Wednesday, March 4, 2009

“To stand in silence when they should be protesting makes cowards out of men.” Abraham Lincoln

We have an African American man in the White House. Still, Jesse Jackson got burned by a hot mic and was heard using that disparaging word when he complained that Obama was “…talking down to black people…telling niggers how to behave.” He publicly apologized for what he called a “crude and hurtful” remark. An ugly political cartoon sparked days of protest outside the offices of the New York Post by citizens who did not think the image of a crazed chimp shot dead by two white policemen was not directed at our president. The artist’s tell tale sign of his real racial motive lay in the purposefully placed “Beware of Dog” sign. In a statement published in the newspaper, Rupert Murdoch—the newspaper’s owner—said he wanted to "…personally apologize to any reader who felt offended, and even insulted."

On a hot summer night on a stoop in Brooklyn I was the only one of a group of friends—apart from The Mister—over the age of thirty, 
way over. I was the only one of the females who was not in some stage of pregnancy or early motherhood. I was the only native New Yorker. And at some point I listened as the conversation turned to the idea of New York seceding from the United States because we were different from (read: better than) the rest of the country, where presumably most of them had come from.
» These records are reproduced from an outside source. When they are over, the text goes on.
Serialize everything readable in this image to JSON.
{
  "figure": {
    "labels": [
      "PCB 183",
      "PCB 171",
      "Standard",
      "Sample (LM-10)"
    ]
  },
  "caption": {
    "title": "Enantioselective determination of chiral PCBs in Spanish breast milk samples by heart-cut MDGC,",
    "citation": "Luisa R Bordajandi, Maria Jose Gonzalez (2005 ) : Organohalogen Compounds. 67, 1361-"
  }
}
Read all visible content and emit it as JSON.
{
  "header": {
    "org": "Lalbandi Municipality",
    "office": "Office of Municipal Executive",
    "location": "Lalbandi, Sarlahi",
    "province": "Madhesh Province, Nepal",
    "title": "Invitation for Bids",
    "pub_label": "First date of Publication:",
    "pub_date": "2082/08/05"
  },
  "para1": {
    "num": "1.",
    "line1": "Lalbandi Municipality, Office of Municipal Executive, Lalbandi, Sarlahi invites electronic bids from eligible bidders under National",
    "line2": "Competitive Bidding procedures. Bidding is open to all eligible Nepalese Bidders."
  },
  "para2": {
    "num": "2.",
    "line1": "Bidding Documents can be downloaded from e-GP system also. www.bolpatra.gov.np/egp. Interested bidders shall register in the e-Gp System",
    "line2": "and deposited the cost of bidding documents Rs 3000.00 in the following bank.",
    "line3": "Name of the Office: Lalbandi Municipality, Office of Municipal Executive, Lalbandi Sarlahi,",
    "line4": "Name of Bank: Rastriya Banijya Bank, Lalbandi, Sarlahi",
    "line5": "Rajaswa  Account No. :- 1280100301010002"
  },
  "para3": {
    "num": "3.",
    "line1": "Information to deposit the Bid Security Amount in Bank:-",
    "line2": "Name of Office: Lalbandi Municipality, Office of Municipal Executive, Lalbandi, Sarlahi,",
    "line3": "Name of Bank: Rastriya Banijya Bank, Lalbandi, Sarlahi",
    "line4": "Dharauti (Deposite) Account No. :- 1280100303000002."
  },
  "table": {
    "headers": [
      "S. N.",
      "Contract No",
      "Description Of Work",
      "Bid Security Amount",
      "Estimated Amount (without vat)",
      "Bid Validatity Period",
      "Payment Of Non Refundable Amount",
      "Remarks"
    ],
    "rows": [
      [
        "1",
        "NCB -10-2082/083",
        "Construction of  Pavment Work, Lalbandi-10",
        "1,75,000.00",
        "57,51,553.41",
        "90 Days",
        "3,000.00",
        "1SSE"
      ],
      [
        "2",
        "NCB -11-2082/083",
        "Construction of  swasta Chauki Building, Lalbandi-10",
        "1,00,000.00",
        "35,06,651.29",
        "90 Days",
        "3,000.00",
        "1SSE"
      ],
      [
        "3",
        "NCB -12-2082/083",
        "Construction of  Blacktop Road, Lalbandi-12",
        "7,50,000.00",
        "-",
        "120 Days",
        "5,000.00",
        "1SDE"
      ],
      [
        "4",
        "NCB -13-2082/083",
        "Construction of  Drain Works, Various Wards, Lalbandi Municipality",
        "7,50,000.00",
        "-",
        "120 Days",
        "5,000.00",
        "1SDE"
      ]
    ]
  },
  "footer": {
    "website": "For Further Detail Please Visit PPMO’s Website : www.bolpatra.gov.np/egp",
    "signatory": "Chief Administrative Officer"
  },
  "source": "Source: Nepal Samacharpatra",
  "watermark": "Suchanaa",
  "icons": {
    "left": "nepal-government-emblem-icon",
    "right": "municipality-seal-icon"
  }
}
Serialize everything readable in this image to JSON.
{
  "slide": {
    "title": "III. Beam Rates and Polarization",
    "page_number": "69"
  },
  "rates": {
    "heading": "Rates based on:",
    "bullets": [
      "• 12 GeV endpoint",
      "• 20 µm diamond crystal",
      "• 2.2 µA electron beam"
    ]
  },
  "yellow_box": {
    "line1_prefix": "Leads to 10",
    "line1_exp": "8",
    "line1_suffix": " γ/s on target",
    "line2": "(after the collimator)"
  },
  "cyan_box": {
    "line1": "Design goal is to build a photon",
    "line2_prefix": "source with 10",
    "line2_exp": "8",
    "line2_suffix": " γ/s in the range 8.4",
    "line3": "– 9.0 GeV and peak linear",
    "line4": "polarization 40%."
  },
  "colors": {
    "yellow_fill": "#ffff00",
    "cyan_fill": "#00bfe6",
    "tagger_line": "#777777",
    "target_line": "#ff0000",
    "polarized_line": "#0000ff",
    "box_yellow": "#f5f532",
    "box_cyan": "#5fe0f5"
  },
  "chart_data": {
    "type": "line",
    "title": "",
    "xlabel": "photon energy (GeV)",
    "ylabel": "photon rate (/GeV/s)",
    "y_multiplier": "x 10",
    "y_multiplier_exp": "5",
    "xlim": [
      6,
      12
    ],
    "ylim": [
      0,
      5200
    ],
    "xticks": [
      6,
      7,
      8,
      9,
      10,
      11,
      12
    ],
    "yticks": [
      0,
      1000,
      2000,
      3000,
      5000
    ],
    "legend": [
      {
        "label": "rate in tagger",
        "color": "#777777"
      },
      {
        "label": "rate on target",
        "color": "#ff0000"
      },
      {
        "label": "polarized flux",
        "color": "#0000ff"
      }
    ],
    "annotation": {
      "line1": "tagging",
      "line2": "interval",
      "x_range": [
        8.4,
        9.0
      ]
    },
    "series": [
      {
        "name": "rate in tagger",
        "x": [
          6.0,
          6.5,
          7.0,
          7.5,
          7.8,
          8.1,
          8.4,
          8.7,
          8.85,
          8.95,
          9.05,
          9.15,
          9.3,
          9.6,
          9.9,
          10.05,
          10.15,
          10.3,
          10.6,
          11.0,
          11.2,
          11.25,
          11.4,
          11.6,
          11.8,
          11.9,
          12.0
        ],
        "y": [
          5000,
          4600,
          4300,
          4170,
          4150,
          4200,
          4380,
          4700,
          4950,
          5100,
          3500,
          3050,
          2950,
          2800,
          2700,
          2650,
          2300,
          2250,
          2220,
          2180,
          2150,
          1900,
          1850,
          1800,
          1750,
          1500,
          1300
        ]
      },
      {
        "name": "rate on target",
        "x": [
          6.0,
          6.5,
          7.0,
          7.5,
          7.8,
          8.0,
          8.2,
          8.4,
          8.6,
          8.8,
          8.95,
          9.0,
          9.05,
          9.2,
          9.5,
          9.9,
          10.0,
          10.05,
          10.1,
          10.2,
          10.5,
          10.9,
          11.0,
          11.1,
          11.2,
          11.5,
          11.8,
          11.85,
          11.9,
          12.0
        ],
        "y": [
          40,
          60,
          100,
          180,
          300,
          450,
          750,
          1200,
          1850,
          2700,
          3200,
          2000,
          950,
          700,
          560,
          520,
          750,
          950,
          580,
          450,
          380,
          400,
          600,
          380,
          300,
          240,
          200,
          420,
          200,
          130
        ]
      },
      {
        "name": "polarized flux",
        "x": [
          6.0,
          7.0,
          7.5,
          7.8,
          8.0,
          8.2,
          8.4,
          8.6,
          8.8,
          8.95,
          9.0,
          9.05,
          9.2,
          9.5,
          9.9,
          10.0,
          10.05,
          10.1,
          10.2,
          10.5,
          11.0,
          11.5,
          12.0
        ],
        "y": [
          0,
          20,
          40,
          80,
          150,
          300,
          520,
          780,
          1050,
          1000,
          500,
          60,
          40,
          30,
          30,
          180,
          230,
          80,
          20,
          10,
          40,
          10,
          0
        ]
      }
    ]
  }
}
Those differences will be played down even more since the Pentagon has relaxed its ban on media coverage of returning U.S. war dead by allowing families to decide whether to allow photos and television footage. Red, white and blue will be the only colors draped over the identical gray coffins.

And I suppose we can take heart that advertising has solved the racial quandary and will come to the rescue—via the children—with a new campaign for Play-Doh, making even the Ku Klux Klan adorable.